Until “consumer sovereignty” predominates in American education--through tuition tax credits and education vouchers--elementary and secondary schools will do a poor job of preparing students to enter a competitive society.
That was the opinion of one speaker at the annual Conservative Political Action Conference held here last month by the American Conservative Union and the Young Americans for Freedom.
Lawrence A. Uzzell, president of Learn, Inc., a nonprofit group that promotes tax credits and vouchers, said that public support for vouchers is widespread because “the liberal agenda has been tried and it has not worked.” But the voucher idea still has not been tested on a large scale, said Mr. Uzzell, who assumed the post at Learn, Inc. last year after resigning as special assistant to the director of the National Institute of Education, when the director was fired.
Other speakers on education at the conference included Albert A. Angrisani, assistant secretary of labor for employment and training, and Oklahoma State Senator William D. Graves. President Reagan also addressed the conference and repeated his support for tuition tax credits and school prayer.

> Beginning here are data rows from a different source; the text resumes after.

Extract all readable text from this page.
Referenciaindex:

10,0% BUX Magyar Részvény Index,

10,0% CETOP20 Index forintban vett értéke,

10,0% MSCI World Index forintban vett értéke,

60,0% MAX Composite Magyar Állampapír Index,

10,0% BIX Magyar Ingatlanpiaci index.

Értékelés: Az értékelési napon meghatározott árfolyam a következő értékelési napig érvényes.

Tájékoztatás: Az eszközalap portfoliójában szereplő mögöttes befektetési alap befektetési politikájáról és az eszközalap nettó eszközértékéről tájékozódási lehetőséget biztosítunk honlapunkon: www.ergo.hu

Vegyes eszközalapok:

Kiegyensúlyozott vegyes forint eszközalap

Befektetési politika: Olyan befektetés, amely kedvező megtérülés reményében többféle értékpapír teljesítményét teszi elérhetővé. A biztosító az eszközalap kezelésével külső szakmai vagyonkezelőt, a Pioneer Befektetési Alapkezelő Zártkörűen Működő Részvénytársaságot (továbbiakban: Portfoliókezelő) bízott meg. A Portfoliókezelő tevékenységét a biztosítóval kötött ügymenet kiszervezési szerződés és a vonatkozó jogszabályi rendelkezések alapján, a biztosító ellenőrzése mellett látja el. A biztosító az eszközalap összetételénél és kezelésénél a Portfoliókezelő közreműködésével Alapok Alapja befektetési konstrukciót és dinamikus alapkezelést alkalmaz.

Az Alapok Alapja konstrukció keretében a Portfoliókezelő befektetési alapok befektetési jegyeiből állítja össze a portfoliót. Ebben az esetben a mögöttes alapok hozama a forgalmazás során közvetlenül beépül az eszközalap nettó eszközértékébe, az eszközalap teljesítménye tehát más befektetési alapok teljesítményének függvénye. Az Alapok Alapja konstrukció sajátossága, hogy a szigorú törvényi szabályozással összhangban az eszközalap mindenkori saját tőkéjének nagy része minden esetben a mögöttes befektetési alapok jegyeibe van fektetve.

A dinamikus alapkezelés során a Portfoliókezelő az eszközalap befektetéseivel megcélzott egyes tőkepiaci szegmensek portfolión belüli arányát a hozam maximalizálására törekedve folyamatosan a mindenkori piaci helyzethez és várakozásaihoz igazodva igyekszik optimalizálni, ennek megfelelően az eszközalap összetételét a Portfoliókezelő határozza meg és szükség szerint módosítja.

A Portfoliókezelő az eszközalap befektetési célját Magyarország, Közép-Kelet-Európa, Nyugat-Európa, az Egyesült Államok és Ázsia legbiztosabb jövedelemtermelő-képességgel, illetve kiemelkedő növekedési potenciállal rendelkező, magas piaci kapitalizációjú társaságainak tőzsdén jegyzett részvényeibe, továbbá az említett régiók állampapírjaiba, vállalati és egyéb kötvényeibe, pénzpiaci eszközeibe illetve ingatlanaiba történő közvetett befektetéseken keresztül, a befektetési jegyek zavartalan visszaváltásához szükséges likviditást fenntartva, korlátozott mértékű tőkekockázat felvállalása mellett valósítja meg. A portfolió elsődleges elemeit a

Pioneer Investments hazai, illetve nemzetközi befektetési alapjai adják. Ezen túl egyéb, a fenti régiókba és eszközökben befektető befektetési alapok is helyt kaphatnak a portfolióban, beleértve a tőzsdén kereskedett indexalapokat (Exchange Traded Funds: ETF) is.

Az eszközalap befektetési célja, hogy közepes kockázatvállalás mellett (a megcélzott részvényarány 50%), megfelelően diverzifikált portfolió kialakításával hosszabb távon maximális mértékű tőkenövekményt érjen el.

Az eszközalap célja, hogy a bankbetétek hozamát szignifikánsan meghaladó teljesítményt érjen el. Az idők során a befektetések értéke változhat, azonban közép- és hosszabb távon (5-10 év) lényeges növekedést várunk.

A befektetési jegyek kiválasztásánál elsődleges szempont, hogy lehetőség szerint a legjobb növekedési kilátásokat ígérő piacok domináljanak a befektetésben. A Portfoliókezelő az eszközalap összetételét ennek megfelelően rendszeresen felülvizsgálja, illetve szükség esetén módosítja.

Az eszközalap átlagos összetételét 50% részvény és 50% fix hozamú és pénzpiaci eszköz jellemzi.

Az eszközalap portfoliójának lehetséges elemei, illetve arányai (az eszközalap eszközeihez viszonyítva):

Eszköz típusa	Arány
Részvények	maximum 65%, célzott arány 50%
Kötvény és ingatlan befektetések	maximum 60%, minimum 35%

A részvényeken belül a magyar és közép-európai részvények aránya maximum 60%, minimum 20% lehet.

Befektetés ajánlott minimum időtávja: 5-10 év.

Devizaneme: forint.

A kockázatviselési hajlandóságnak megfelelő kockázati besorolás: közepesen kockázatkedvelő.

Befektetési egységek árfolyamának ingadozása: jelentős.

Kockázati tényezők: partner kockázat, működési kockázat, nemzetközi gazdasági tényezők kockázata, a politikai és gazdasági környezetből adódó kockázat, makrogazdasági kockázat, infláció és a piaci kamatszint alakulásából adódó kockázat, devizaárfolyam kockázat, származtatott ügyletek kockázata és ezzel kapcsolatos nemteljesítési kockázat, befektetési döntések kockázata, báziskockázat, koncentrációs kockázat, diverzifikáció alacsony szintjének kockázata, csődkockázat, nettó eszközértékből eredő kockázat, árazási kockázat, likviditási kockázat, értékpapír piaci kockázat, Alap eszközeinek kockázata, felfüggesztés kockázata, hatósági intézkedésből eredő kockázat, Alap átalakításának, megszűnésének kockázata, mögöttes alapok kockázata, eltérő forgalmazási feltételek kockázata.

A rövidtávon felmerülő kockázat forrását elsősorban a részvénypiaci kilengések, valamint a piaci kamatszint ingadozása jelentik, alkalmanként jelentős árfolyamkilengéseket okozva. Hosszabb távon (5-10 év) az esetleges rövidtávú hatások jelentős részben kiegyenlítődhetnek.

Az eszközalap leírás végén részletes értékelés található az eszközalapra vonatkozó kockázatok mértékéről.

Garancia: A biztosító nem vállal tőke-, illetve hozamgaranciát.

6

Because most families cannot choose the schools their children attend, said Mr. Uzzell, the schools are not accountable to their needs. Government incentives--whether for the “liberal” goal of equality, or the “conservative” goal of excellence--will not change the schools’ approach to teaching, he added.
“If we can fix the problem of the government’s monopoly on schools, we’d be able to fix all the other problems of schools,” Mr. Uzzell said.
Desirable National Policy
Mr. Uzzell praised President Reagan’s introduction of the voucher concept as a desirable national policy, as well as his continued support for tuition tax credits for private schools. But he criticized the President for failing to “pulverize” the Education Department and for proposing a jobs-training bill.
Mr. Angrisani praised the Labor Department’s dismantling of the Comprehensive Employment and Training Act (ceta) in favor of the Job Training Partnership Act, which the President signed into law late last year.
He said the new program’s emphasis on training and cooperation with business would be more valuable than public-sector “make-work” jobs.
But Mr. Uzzell said he was not impressed.
“That’s totally wrong,” he said of the program, which will cost $3.7 billion this year. “We can’t predict what a student is going to need [to compete in the job market]. I agree that there is a crisis in math and science, but I don’t think there’s anything the federal government can do about it.”
Praises Judge Hand
Mr. Graves, who is also a lawyer for a kindergarten-through-9th-grade school in Little Axe, Okla., that is defending its school-prayer policy in U.S. District Court, attacked the U.S. Supreme Court’s decisions in 1962 and 1963 that found school prayer to be in violation of the Constitution’s prohibition against the establishment of religion.
Mr. Graves praised an opinion by U.S. District Judge W. Brevard Hand that the Court had erred in finding school prayer unconstitutional. “He’s one of the few judges I know who has read the Firstment,” Mr. Graves said.
(U.S. Supreme Court Justice Lewis Powell has ordered an injunction preventing the state’s prayer law from being implemented until the case is heard by the U.S. Court of Appeals.)
The framers of the Constitution, Mr. Graves said, “did not believe in the separation of church and state.” Their only prohibition, he said, was against the establishment of a national religion.
Further, Mr. Graves said, many government policies since the nation’s founding--such as the use of chaplains in the Congress, “Christianizing the Indians,” and recommending Bible study in schools--were in agreement with the Constitution’s aims.
But with the 1960’s decisions, he said, “the Supreme Court has made itself the overseer of religion.” The solution, he said, is for the Congress to pass a law restricting the courts’ authority in church-state issues.